It is natural that when pictures of us were almost entirely concerned with making us out to be either brute or docile housedogs, i.e., infra-human, we should have replied by making ourselves out superhuman. It is natural that we should insist that the pendulum be swung back to its other extreme. Life and letters follow the law of the pendulum. Yet, for the lover of truth, neither extreme is desirable. [...] This is not a disagreement with the apologistic belief in propaganda. Propaganda must be counterchecked by propaganda. But let is be found where it should be found, in books explicitly propagandistic, in our newspapers, [...] in the teaching of our youth that there is a great deal in our racial heritage of which we may be justly proud. Even so, it must be artistic, based on truth, not on exaggeration. [...] Since we need truthful delineation, let us not add every artist whose picture of us may not be flattering to our long list of traducers. [...] As a corollary to the charge that certain books “aiming at representativeness” have missed their mark, comes the demand that our books show our “best”. Those who criticize thus want literature to be “idealistic” ; to show them what we should be like, or more probably, what we should like to be. [...] It is sadly significant also, that by “best” Negroes, these idealists mean generally the upper reaches of society, i.e., those with money.

Porgy27, because it deals with Catfish Row, is a poor book for this audience ; [...] The Walls of Jericho28, where it deals with a piano mover, is a poor book.
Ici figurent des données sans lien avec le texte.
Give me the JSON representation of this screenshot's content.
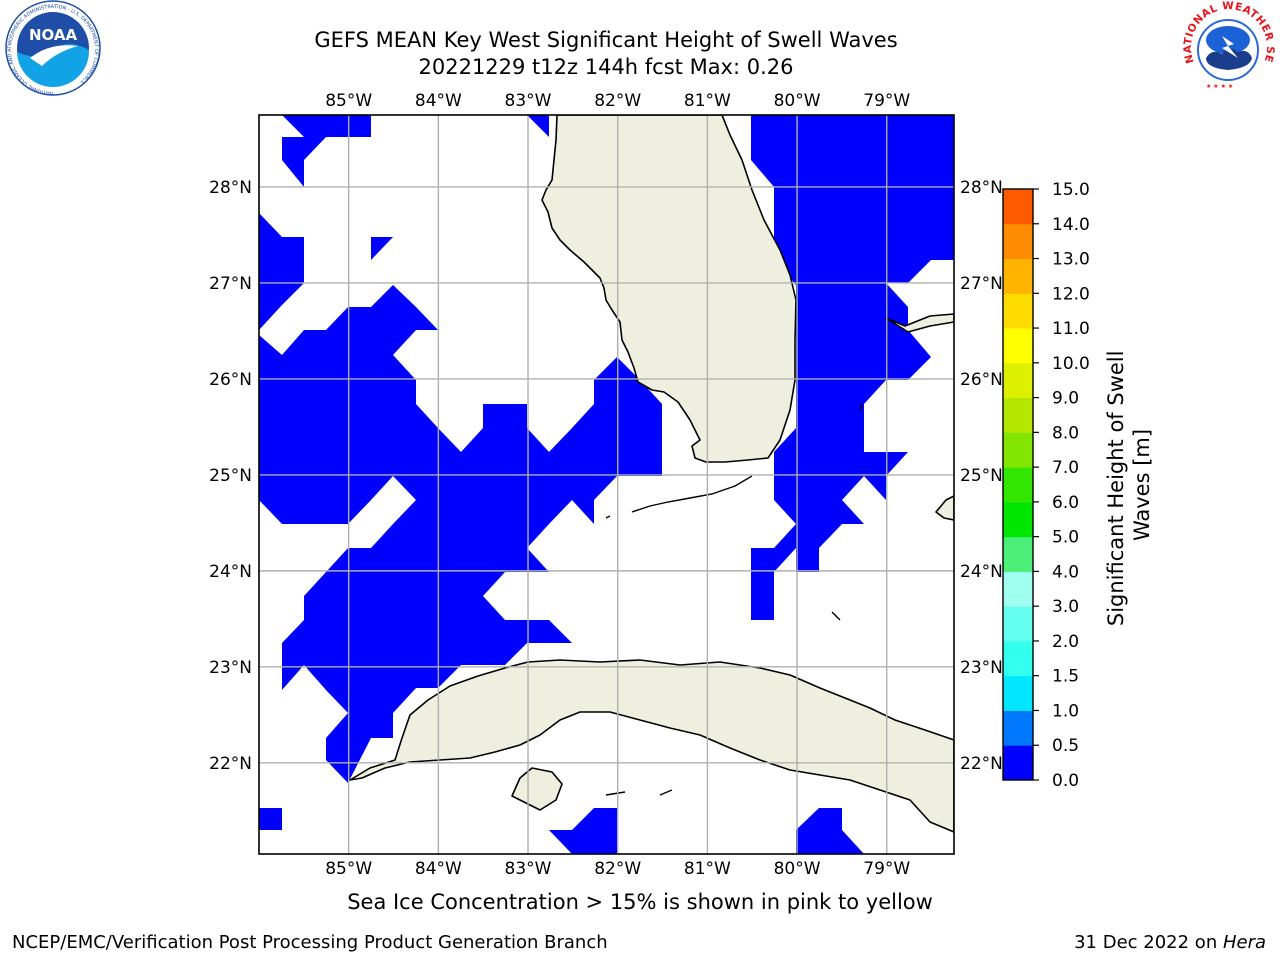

In proportion as a book deals with our “better” class it is a better book.

According to this scale of values, a book about a Negro and a mule would be, because of the mule, a better book than one about a muleless Negro ; about a Negro and a horse and buggy a better book than about a mule owner ; about a Negro and a Ford, better than about the buggy rider ; and a book about a Negro and a Rolls Royce better than one about a Negro and a Ford. [...] Unfortunately, this economic hierarchy does not hold in literature. It would rule out most of the Nobel prize winners29.
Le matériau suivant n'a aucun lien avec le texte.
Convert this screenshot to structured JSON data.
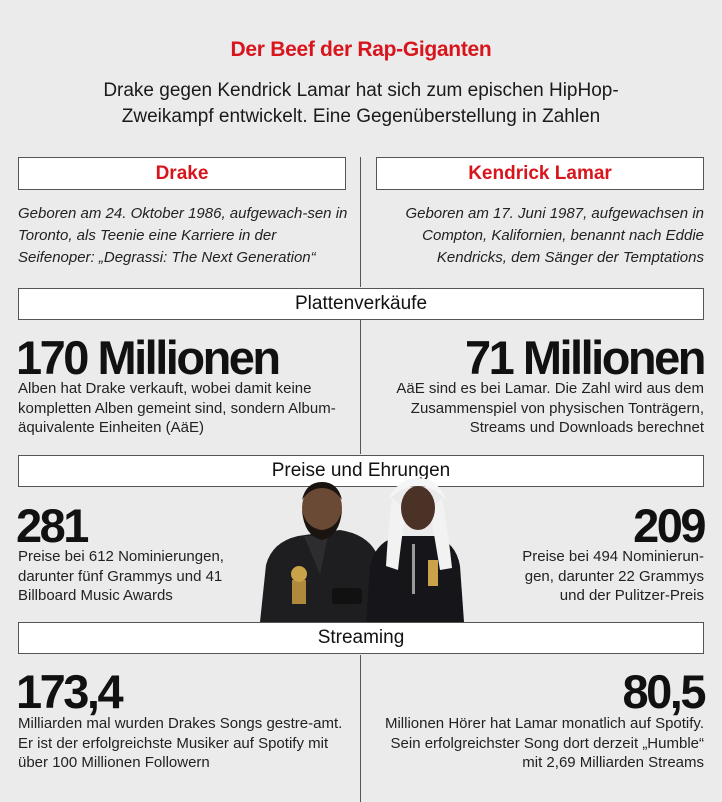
{
  "header": {
    "title": "Der Beef der Rap-Giganten",
    "subtitle": "Drake gegen Kendrick Lamar hat sich zum epischen HipHop-Zweikampf entwickelt. Eine Gegenüberstellung in Zahlen"
  },
  "left": {
    "name": "Drake",
    "bio": "Geboren am 24. Oktober 1986, aufgewach-sen in Toronto, als Teenie eine Karriere in der Seifenoper: „Degrassi: The Next Generation“",
    "sales_value": "170 Millionen",
    "sales_desc": "Alben hat Drake verkauft, wobei damit keine kompletten Alben gemeint sind, sondern Album-äquivalente Einheiten (AäE)",
    "awards_value": "281",
    "awards_desc": "Preise bei 612 Nominierungen, darunter fünf Grammys und 41 Billboard Music Awards",
    "streams_value": "173,4",
    "streams_desc": "Milliarden mal wurden Drakes Songs gestre-amt. Er ist der erfolgreichste Musiker auf Spotify mit über 100 Millionen Followern"
  },
  "right": {
    "name": "Kendrick Lamar",
    "bio": "Geboren am 17. Juni 1987, aufgewachsen in Compton, Kalifornien, benannt nach Eddie Kendricks, dem Sänger der Temptations",
    "sales_value": "71 Millionen",
    "sales_desc": "AäE sind es bei Lamar. Die Zahl wird aus dem Zusammenspiel von physischen Tonträgern, Streams und Downloads berechnet",
    "awards_value": "209",
    "awards_desc": "Preise bei 494 Nominierun-gen, darunter 22 Grammys und der Pulitzer-Preis",
    "streams_value": "80,5",
    "streams_desc": "Millionen Hörer hat Lamar monatlich auf Spotify. Sein erfolgreichster Song dort derzeit „Humble“ mit 2,69 Milliarden Streams"
  },
  "sections": {
    "sales": "Plattenverkäufe",
    "awards": "Preise und Ehrungen",
    "streaming": "Streaming"
  },
  "colors": {
    "accent": "#d8151d",
    "background": "#ebebeb"
  }
}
Ce sont finalement des positions « figées » car déterminées par les discours hégémoniques dans le champ littéraire que Brown et Locke remettront constamment en question à travers leurs essais30.

A minority apologist who overcompensates or turns to quackish demagoguery should be exposed, but the front trench of controversy which he allowed to become a dangerous salient must be re-manned with sturdier stuff and saner strategy. [...] It is a matter of keen regret that much of the cultural racialism of the “New Negro” movement was choked in shallow cultural soil by the cheap weeds of group flattery, vainglory and escapist emotionalism. [...] As the movement became a fad the taint of exhibitionism and demagoguery inevitably crept in. [...] But a sounder cultural racialism would have avoided these pitfalls, would have aimed at folk realism and the discovery of basic human and social denominators to be thrown under the numerators of racial particularities for a balanced and factorable view of our group life, and in my judgment a second generation of Negro writers and artists, along with their white collaborators, are well on the way toward such a development. Some of them are writers like Langston Hughes, Zora Neale Hurston, Arna Bontemps, Sterling Brown, whose life bridges both generations, while others, like Richard Wright [...] belong entirely to the younger generation31.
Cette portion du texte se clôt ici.